The rise of Jake Paul is not bad for boxing. He’s not the “end” of boxing. He’s not a stain on boxing. 

As a matter of fact, for someone with so little time in the sport and so little orthodoxy in his rise to prominence, he may be one of the few people who actually “gets” the realities of boxing as a business. 

It doesn’t even matter how many pay-per-view buys the Jake Paul-Tyron Woodley show generates or that Sunday’s split decision win for Paul was not all that entertaining. Even if the show tanks, it’s still guaranteed to sell better than most boxing pay-per-views featuring high-end “legit” talent. It’s still guaranteed to generate way more publicity than normal boxing shows and provide a greater lead-in to future events.

“For the kids, I look like Mike Tyson. Your grandpa had Muhammad Ali and Mike Tyson. Your dad had Floyd Mayweather, this generation has Jake Paul,” the 24-year-old YouTuber told Brian Custer on The Last Stand Podcast in the days prior to his PPV contest. “I am on a trajectory to become the biggest prizefighter in the world...

“Tyron Woodley is ‘The Chosen One’, we chose him to get his ass beat. None of his accomplishments matter on Sunday night. I’m sending him into retirement and turning him into a meme.”

What Paul “gets” is that you have to SELL yourself and hype your upcoming performance if you want to generate buzz, heat, and, ultimately, move fans to make an impulse buy. And he “gets” all of this, in great part, because he’s NOT a “boxing guy.” 

“I am overlooking Tyron Woodley,” Paul told assembled media in a pre-fight press conference. “I’m already thinking about the next opponent.”

Shit like that rubs purists the wrong way, especially in a stagnant, stale boxing world suffocating in its own nostalgia and cravings for convention. But shit like that also sells fights. 
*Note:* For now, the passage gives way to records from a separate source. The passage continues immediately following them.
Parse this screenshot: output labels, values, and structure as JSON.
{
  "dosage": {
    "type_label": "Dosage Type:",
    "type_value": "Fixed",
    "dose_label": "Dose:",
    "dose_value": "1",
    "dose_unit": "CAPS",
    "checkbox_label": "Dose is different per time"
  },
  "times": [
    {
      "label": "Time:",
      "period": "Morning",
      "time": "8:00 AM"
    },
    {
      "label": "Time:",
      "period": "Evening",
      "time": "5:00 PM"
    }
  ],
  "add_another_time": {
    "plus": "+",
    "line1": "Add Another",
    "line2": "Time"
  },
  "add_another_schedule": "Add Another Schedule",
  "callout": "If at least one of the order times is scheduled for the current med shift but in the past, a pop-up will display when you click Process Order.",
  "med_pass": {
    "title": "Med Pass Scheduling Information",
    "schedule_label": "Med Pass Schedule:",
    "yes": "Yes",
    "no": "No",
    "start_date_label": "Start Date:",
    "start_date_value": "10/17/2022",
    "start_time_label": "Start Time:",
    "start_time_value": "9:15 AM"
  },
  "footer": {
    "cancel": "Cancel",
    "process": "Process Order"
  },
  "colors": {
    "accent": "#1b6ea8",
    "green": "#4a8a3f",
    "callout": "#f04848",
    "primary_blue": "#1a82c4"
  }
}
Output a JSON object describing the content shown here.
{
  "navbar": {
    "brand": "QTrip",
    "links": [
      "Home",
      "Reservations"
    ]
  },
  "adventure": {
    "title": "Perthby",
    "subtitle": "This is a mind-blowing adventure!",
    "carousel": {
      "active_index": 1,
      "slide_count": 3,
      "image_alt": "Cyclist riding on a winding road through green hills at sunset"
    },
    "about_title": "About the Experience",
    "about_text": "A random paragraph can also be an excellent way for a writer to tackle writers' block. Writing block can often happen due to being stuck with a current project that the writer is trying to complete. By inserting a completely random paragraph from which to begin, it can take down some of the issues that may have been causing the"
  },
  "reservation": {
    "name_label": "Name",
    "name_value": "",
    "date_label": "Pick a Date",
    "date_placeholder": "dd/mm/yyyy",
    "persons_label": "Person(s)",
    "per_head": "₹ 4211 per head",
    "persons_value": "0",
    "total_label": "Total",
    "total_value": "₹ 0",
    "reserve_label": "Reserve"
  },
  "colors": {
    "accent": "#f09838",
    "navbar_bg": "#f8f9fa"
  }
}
Boxing in the present tense (and, actually, for the last half-century or more) can’t be sold on the weight of its pure sports merit. It’s become a niche sport that has to sell its events with the star power of its fighters and ride or die on how far that star power can push sales.
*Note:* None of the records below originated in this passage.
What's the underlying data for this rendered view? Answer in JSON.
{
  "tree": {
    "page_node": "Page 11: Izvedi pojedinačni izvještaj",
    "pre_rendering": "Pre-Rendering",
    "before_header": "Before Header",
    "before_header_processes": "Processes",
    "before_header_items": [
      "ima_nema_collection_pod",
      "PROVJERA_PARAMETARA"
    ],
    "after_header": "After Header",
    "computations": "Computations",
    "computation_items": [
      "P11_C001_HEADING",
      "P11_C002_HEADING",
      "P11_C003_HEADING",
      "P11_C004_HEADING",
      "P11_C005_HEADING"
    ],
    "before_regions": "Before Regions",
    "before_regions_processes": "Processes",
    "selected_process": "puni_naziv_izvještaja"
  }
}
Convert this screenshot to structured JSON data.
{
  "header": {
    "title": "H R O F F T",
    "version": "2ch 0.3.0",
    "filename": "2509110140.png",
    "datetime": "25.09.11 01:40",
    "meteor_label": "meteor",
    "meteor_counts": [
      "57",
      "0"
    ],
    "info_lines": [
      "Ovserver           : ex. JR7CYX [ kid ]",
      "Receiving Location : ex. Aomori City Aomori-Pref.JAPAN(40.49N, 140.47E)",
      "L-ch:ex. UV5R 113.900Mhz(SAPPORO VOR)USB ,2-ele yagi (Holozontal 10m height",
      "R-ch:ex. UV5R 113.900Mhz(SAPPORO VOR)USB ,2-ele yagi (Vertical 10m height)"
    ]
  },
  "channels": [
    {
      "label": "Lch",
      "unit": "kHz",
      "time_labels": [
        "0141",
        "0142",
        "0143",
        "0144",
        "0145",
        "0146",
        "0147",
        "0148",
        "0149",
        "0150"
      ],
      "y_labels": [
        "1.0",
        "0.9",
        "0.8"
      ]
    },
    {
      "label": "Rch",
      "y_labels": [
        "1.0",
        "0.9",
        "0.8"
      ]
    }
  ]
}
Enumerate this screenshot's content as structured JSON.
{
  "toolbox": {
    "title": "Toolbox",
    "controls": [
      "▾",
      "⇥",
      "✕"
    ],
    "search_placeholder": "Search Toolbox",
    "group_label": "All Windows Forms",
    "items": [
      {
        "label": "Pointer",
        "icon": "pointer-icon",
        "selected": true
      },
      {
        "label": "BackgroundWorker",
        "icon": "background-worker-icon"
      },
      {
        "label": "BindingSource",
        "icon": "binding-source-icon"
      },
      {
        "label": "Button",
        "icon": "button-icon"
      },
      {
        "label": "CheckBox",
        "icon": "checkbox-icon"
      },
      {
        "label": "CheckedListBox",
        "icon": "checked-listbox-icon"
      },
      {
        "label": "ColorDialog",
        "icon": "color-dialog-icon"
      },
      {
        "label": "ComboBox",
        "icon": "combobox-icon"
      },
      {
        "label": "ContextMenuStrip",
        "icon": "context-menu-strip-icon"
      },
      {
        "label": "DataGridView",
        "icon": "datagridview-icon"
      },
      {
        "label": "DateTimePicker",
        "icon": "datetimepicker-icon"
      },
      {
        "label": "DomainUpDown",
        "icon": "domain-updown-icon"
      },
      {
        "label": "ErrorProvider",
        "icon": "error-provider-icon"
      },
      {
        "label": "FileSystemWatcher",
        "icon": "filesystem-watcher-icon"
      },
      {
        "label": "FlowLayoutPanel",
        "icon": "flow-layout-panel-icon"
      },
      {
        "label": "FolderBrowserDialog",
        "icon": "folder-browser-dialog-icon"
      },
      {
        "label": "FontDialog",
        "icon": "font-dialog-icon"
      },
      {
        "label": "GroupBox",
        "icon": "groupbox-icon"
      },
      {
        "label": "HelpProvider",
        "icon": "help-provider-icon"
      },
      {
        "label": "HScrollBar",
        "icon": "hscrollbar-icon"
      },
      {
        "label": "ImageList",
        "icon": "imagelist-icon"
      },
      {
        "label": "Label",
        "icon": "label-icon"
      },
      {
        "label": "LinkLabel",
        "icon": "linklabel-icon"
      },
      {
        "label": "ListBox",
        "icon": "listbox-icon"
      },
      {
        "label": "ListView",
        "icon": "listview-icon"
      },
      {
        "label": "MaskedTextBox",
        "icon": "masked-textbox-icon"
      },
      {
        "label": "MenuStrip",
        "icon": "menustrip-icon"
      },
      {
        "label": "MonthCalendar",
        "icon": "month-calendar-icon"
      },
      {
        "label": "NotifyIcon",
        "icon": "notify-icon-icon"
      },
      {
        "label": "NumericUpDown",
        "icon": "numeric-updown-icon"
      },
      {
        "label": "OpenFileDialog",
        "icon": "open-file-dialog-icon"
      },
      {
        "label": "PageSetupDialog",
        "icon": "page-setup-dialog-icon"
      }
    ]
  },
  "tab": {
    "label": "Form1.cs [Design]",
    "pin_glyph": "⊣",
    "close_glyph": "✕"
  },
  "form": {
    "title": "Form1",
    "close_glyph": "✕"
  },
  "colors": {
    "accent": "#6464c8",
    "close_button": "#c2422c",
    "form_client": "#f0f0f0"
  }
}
But, for the most part, boxing has been slow/reluctant/unable/incapable of building crossover-friendly stars. With promoters who don’t really promote, fighters who don’t know how to sell themselves, and a business model that hobbles the ability to put together some of the bigger, more appealing fights, reaching the masses-- and, more and more often, even reaching its own base-- has become increasingly difficult.

That’s why a personality like Jake Paul can step in, make waves, and become a high-end earner with just 3 or 4 fights under his belt and novice-level skills. He may be bringing over some of his YouTube and social media fandom to these events, but he’s also creating the kind of buzz inside the boxing world that most elite-level world champions don’t. Boxingscene, for example, had 7 of 15 front page stories specifically devoted to Sunday’s Jake Paul fight against former UFC champ, Woodley, at one point last week. Stodgy boxing purists may like to believe otherwise, but this kid, his brother Logan, and the general push to stage celebrity/legend boxing events outside of the boxing establishment, have energized the boxing scene.
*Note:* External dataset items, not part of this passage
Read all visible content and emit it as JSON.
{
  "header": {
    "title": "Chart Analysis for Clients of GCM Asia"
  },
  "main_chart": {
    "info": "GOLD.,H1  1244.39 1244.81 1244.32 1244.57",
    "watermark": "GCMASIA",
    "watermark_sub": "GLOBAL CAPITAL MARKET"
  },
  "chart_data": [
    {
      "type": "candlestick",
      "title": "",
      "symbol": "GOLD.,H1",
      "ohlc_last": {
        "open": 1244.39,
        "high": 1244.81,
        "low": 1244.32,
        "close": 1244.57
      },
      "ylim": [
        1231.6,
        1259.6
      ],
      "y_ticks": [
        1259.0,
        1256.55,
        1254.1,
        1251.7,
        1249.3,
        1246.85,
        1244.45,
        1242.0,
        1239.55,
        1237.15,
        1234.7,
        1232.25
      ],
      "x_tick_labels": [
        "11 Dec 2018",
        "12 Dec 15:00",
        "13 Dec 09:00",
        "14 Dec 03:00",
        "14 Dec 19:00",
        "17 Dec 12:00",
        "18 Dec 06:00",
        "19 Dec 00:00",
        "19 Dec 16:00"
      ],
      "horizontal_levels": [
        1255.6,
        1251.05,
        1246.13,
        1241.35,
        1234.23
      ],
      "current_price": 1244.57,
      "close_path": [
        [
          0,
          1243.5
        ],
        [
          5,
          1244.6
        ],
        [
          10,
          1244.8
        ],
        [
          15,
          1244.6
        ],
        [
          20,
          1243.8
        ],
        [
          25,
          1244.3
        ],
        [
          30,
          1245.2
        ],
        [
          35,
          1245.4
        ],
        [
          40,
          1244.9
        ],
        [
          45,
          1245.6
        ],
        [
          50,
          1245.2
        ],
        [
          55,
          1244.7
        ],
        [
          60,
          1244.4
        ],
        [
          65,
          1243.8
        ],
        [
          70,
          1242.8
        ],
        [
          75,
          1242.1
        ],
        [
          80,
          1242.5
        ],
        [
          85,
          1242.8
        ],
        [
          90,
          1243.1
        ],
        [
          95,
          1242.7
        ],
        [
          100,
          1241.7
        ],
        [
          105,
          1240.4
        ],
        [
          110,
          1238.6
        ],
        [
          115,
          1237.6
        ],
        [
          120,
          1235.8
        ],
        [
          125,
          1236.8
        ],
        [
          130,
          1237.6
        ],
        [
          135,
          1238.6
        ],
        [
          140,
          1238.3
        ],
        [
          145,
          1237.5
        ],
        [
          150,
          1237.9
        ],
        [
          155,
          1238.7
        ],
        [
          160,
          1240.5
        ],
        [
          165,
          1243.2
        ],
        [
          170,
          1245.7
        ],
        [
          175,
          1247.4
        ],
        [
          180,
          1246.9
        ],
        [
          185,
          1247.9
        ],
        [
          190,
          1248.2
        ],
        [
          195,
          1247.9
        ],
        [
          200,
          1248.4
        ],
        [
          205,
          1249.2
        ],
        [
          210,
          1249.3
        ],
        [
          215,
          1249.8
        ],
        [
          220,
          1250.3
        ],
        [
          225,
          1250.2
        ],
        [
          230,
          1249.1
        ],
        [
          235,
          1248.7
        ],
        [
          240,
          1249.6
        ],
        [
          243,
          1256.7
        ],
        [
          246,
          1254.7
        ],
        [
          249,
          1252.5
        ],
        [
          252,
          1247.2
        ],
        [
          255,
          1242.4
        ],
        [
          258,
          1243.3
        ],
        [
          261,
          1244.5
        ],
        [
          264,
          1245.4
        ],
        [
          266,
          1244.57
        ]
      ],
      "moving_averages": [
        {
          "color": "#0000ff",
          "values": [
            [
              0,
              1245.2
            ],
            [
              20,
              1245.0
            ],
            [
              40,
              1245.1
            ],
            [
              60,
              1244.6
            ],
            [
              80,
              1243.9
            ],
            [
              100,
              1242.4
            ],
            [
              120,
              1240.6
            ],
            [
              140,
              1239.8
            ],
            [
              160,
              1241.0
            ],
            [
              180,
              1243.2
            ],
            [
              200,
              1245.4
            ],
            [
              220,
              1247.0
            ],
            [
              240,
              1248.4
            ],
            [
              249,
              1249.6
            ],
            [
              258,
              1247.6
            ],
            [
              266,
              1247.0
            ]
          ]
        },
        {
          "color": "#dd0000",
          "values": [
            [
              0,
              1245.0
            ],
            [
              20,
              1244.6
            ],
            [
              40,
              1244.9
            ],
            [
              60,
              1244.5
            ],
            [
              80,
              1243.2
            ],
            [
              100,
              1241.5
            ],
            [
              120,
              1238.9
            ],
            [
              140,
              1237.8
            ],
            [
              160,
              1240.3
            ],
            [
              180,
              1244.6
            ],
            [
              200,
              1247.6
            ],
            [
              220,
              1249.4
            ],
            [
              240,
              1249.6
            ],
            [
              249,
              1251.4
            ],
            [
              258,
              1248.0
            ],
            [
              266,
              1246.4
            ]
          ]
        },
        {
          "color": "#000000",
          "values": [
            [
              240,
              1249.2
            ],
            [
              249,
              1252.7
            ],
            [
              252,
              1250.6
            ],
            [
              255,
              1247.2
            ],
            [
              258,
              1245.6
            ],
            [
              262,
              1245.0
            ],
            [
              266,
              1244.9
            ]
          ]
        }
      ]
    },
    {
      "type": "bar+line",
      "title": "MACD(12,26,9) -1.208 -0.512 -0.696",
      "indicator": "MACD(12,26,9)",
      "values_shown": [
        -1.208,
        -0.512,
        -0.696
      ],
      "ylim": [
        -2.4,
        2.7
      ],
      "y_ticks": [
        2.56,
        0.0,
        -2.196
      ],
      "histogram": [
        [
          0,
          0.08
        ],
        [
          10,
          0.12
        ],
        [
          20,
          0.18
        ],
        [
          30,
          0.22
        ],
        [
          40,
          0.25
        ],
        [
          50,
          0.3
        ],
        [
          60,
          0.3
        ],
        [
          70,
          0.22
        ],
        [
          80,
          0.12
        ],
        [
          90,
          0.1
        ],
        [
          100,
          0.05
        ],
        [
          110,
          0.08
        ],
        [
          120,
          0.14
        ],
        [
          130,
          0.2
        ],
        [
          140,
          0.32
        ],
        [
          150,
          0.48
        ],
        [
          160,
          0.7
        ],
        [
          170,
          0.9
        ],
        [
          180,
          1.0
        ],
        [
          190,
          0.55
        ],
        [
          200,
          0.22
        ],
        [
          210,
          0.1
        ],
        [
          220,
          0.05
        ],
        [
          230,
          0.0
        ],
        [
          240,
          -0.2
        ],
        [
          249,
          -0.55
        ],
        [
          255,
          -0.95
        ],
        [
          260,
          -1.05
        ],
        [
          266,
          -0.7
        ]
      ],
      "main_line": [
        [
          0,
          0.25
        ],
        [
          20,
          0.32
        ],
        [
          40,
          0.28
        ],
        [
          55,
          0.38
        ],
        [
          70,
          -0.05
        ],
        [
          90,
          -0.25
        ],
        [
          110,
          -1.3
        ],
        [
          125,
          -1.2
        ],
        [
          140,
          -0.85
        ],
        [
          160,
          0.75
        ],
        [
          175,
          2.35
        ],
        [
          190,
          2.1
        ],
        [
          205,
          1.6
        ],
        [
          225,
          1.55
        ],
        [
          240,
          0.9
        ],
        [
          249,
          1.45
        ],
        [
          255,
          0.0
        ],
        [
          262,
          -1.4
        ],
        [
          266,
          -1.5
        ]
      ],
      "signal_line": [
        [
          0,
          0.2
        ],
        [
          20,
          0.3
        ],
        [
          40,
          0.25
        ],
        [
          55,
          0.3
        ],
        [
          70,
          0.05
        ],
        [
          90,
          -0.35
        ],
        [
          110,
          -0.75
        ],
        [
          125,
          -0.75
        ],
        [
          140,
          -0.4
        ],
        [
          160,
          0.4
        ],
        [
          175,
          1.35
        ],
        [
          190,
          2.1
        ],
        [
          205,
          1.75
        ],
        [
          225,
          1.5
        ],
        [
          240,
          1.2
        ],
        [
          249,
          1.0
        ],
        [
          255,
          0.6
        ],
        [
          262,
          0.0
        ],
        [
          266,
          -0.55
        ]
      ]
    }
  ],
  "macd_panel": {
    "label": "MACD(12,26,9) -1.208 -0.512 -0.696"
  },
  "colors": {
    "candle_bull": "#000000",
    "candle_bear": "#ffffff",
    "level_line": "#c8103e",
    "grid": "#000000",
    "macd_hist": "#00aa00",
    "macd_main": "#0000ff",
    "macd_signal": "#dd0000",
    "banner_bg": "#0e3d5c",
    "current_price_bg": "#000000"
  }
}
It’s open for debate whether that new energy is a positive or a negative, considering that it kind of overshadows the actual “real” boxing happening at the moment. But if this stuff is a negative, drawing attention away from working fighters and true boxing events, then boxing’s bossmen are to blame for that. Just as you can’t really “steal” a woman away from her man without her wanting to be “stolen,” boxing fans wouldn’t be primed for the taking if they were entertained and fully invested in the current boxing product.

All-around, boxing has failed to market itself, sell itself, and consistently deliver bang for the consumer’s buck. So, yeah, when someone comes along who can actually sell himself, it’s received as either a jolt of enthusiasm or a shock to the system by those fans lulled into expecting a lot less from boxing events. 

Truth be told, if Terence Crawford could market himself half as well as Jake Paul, he’d be a mega-star. 

Take that however you like. Part of the boxing business has always centered around making yourself a “must see” star and driving fans into a purchase so they can see how your story plays out. In recent memory, only Floyd Mayweather and Manny Pacquiao have been able to create that kind of bankable narrative around themselves. 

If anything, a guy like Jake Paul should be welcomed into the boxing fold. Boxing could learn a thing or two from the kid who still needs to learn a thing or two about boxing.